South Florida

Coast Guard Unloads $500M in Cocaine at Port Everglades

The U.S. Coast Guard unloaded cocaine in South Florida worth nearly $500 million from 20 separate seizures in the eastern Pacific Ocean.

Coast Guard officials said in a news release Thursday the seizures totaled about 18.5 tons of cocaine. The recently seized drugs were brought to Port Everglades by the cutter Hamilton.

Authorities say the cocaine was intercepted along the Central and South American coasts by Coast Guard cutters and a Royal Canadian Navy ship sailing with a Coast Guard team aboard. A total of 35 people were detained.

"We are confronting criminals at sea, and you're never quite sure what will happen," said Capt. Scott Clendenin, commanding officer of Coast Guard Cutter Hamilton. "Some of them don't stop right away and and we have longer term high speed chases."

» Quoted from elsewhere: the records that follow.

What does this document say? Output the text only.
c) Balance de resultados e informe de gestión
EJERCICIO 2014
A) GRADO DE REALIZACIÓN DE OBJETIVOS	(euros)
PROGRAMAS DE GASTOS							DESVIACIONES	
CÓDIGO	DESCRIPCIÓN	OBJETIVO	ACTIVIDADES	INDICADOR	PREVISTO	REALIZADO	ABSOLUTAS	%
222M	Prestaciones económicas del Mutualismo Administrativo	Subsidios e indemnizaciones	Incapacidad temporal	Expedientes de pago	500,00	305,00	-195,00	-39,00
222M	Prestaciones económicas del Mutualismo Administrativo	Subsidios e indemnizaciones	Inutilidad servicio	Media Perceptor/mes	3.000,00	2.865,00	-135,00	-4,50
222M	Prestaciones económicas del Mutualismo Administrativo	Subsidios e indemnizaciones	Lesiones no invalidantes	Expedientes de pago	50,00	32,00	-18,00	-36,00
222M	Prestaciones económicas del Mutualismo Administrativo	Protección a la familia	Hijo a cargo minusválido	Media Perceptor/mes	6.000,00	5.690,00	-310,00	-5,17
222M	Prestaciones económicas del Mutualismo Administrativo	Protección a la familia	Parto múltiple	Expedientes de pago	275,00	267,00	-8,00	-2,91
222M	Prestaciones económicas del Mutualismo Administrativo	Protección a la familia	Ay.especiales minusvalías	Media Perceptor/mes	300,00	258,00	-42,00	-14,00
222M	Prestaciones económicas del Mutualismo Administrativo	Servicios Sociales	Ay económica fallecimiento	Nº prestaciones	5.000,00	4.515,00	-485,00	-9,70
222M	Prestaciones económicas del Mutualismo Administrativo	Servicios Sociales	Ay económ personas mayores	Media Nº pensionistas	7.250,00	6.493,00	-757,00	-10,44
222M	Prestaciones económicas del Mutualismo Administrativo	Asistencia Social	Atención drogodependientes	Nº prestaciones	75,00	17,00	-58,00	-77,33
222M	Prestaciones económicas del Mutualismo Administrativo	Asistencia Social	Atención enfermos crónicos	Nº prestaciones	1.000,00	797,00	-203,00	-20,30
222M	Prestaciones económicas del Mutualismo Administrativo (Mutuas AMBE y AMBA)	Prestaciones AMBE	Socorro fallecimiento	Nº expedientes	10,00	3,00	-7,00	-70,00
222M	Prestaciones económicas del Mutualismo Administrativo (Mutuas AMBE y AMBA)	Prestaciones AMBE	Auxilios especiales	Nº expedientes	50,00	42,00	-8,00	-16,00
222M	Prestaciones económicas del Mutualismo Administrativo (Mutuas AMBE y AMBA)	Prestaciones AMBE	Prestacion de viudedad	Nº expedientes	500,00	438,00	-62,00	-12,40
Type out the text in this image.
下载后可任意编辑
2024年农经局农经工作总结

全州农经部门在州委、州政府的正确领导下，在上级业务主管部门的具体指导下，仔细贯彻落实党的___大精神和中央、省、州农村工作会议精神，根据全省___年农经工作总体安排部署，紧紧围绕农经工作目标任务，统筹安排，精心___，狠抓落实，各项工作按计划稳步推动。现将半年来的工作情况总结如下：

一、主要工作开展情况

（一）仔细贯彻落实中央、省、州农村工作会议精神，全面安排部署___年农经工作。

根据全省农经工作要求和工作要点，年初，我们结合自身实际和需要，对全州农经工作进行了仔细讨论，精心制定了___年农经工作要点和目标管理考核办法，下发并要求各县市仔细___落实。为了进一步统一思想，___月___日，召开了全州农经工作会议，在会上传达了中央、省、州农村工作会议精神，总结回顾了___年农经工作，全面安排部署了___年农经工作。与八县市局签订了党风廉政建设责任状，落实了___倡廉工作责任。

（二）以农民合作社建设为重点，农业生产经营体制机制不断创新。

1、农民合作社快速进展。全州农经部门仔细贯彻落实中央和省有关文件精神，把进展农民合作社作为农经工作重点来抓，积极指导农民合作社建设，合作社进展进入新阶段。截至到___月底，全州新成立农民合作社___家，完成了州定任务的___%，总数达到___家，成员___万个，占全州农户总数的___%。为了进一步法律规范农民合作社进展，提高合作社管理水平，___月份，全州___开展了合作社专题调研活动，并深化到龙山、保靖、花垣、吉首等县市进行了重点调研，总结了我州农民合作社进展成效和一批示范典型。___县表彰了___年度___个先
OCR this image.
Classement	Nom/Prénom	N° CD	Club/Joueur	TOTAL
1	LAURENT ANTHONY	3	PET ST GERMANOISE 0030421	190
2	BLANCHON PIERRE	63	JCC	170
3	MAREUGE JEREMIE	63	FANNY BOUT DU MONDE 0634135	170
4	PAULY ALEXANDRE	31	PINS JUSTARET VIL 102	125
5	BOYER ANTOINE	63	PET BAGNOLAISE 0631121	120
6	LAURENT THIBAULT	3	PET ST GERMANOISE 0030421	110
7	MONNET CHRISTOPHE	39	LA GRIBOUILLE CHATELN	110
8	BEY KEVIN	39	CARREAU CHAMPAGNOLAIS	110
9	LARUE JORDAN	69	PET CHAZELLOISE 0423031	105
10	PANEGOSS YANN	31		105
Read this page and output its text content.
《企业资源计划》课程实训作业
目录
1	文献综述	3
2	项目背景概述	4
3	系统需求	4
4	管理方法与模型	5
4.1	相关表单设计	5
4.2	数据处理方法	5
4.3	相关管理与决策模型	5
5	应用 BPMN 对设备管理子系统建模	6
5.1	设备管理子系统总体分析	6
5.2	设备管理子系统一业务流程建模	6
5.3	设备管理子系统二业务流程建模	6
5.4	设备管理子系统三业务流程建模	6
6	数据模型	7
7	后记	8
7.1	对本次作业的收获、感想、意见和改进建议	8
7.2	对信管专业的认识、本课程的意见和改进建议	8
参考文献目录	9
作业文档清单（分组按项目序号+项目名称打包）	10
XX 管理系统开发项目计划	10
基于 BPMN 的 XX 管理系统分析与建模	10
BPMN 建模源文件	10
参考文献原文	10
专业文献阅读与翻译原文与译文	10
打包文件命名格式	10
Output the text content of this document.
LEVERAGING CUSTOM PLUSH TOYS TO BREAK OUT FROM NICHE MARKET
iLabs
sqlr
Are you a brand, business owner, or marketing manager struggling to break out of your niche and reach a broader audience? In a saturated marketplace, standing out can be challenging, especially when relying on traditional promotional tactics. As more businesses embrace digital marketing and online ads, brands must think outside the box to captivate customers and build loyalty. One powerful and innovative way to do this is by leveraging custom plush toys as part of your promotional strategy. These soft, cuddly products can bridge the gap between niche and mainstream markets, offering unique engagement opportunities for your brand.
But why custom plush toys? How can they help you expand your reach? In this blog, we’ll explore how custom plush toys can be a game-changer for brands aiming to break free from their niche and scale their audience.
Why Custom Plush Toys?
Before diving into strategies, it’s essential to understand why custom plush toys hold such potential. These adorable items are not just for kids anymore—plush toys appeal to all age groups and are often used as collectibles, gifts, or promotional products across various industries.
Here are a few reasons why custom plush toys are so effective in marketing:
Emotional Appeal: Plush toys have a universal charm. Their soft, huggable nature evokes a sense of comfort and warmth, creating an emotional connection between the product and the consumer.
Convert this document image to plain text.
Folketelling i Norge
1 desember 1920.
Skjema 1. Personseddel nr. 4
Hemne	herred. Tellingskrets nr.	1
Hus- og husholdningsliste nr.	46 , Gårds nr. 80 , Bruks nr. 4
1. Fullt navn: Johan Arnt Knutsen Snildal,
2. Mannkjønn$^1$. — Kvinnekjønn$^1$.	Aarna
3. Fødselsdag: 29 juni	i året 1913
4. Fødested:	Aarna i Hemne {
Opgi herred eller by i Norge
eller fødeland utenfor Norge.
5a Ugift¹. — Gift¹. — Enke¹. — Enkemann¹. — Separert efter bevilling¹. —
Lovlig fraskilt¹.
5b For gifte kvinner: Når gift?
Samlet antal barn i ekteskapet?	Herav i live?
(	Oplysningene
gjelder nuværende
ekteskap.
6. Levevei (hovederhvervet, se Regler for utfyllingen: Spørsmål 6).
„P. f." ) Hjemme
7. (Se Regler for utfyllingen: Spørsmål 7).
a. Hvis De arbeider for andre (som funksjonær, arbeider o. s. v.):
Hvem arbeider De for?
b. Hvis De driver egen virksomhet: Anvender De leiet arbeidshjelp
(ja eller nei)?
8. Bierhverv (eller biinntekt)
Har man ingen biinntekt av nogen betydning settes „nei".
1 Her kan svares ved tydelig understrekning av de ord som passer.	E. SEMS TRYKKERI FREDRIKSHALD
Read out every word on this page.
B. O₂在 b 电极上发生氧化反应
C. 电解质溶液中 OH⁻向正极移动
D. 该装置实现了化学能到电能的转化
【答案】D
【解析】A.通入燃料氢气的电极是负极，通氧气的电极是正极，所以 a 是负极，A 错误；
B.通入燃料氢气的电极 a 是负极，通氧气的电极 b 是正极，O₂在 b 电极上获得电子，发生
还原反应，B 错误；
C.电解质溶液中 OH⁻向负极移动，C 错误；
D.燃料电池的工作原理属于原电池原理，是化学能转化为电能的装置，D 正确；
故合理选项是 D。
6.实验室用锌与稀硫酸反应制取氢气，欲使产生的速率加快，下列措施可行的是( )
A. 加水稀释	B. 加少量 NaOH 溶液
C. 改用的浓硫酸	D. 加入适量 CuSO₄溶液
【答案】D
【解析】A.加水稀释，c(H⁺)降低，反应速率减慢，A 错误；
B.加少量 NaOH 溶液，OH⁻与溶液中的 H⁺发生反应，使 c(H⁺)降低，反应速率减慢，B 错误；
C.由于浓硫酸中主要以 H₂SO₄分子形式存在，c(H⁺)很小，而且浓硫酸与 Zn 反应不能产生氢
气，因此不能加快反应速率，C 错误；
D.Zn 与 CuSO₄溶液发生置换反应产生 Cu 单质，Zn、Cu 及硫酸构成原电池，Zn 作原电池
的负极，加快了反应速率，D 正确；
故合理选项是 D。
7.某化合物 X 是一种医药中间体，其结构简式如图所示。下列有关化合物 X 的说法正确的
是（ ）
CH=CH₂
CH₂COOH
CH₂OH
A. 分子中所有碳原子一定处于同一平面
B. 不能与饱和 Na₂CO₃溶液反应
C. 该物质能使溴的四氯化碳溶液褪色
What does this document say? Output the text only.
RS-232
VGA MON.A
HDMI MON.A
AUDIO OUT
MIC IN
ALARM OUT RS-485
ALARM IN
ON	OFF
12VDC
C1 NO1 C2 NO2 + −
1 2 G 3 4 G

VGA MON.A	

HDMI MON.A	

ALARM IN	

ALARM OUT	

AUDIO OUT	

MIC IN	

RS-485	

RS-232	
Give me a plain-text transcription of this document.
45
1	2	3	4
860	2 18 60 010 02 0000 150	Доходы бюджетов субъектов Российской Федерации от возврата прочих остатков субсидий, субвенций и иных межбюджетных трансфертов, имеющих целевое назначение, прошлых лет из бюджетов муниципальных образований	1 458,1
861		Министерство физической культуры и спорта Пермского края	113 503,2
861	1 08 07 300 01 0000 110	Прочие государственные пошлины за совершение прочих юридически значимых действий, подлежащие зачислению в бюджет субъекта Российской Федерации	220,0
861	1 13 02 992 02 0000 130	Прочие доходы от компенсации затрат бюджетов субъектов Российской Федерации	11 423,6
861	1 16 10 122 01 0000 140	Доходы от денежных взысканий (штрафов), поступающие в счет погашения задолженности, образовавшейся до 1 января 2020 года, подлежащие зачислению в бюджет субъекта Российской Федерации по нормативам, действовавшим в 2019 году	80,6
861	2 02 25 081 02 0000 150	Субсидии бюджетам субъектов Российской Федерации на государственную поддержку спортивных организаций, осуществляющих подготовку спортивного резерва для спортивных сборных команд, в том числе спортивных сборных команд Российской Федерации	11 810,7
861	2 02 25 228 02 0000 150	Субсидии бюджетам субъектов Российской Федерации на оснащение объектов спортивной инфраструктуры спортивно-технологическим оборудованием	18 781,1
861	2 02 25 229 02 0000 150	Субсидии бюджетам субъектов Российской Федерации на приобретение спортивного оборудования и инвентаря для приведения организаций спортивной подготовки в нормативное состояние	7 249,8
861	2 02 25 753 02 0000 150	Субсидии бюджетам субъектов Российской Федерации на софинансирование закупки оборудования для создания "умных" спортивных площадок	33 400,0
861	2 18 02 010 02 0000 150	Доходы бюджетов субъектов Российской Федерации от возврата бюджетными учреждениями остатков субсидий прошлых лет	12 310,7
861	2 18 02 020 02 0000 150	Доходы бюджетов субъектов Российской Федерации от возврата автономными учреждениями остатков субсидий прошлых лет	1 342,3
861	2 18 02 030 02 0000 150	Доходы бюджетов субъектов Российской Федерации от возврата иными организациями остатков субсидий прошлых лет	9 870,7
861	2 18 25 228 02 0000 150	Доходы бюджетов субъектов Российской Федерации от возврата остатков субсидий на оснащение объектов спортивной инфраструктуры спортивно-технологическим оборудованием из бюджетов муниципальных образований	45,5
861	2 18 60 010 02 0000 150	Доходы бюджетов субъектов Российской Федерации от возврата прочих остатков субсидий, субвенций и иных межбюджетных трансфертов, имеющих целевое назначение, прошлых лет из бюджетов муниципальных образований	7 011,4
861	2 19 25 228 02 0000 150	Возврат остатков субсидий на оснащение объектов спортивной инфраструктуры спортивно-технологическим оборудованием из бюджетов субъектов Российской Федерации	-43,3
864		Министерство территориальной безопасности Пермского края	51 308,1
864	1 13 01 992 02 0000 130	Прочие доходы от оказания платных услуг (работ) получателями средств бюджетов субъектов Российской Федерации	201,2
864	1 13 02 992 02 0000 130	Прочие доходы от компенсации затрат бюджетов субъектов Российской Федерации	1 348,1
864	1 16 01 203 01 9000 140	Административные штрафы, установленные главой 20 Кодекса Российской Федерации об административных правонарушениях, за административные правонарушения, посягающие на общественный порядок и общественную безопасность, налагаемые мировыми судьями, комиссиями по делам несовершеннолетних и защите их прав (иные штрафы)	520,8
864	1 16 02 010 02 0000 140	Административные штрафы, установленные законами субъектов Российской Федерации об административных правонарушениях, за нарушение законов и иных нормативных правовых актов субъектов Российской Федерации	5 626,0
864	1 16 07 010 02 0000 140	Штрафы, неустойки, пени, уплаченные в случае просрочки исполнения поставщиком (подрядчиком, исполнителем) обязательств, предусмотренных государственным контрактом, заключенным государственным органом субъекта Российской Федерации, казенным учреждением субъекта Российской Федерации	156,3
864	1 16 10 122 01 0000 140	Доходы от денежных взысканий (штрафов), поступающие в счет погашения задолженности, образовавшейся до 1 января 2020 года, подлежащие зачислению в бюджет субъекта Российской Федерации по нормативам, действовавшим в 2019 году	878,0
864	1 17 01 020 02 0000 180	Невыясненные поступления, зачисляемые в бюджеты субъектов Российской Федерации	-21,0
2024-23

The eastern Pacific is a prime smuggling route for cocaine headed to Mexico, where it is typically brought into the U.S.

"It's actually been a process of decades here as we constantly react to their changes in our tactics and procedures," Clendenin said.

Numerous suspected smugglers are being prosecuted by U.S. attorneys in California, along the East Coast and elsewhere as a result of the operations.

The drugs will be taken to the Drug Enforcement Agency for the investigation. Afterwards, they will be destroyed.